1001Philosophers

Cleanthes 330 BC – 230 BC

Cleanthes of Assos was a Greek Stoic philosopher who succeeded Zeno of Citium as head of the Stoa around 262 BC. Originally a boxer who arrived in Athens with little money, he supported himself by drawing water at night while studying philosophy by day. He gave Stoicism a distinctively religious cast, celebrated in his surviving Hymn to Zeus, in which he identifies the divine with the ordering reason of the cosmos. His writings are otherwise lost, but his reformulations were carried forward by his pupil Chrysippus.

Key facts

Nationality
Greek
Era
Ancient
Movements
Stoicism, Hellenistic

Selected quotes

  • Attributed to Cleanthes:

    “Lead me, O Zeus, and thou Destiny, wherever your decrees have assigned me. I follow willingly; if I would not, I would still follow.”
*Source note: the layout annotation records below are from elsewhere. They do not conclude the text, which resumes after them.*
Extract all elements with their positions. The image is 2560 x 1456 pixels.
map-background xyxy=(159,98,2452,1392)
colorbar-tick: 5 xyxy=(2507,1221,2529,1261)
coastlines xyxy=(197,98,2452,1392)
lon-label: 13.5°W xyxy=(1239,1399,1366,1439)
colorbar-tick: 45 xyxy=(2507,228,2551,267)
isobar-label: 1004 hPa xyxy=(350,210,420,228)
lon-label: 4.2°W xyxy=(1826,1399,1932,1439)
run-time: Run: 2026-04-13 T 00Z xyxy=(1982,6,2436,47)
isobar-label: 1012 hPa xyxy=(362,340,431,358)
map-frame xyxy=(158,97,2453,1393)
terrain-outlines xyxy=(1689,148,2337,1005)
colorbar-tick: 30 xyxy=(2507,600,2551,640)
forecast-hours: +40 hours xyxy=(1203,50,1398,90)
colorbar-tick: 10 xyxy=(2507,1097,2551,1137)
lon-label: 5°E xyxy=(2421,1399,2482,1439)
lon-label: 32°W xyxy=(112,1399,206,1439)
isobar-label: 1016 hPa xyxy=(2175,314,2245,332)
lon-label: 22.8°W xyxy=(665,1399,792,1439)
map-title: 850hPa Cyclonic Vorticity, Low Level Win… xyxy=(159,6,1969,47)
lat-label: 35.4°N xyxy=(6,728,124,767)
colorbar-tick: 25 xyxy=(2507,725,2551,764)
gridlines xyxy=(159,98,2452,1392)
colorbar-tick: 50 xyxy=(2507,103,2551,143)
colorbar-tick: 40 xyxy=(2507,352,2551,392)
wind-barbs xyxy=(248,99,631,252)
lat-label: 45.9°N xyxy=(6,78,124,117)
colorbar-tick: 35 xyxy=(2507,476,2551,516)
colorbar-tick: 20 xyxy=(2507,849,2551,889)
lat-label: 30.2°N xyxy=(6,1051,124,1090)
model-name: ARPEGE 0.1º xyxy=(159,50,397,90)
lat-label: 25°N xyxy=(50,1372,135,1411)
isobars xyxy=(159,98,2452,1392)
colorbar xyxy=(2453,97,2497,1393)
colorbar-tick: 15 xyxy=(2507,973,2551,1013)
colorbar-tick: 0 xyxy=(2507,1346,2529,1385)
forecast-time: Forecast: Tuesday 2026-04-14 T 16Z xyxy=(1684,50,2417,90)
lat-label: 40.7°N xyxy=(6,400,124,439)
  • Attributed to Cleanthes:

    “Nothing is done on earth without thee, O God.”

  • Attributed to Cleanthes:

    “Out of opposites thou hast wrought one harmony, and from things good and evil thou hast made the eternal reason of the universe.”

  • Attributed to Cleanthes:

    “Of all our possessions, the soul is the most precious; therefore, we should treat it with the greatest care.”

  • Attributed to Cleanthes:

    “The man who is just and good is happy, even on the rack.”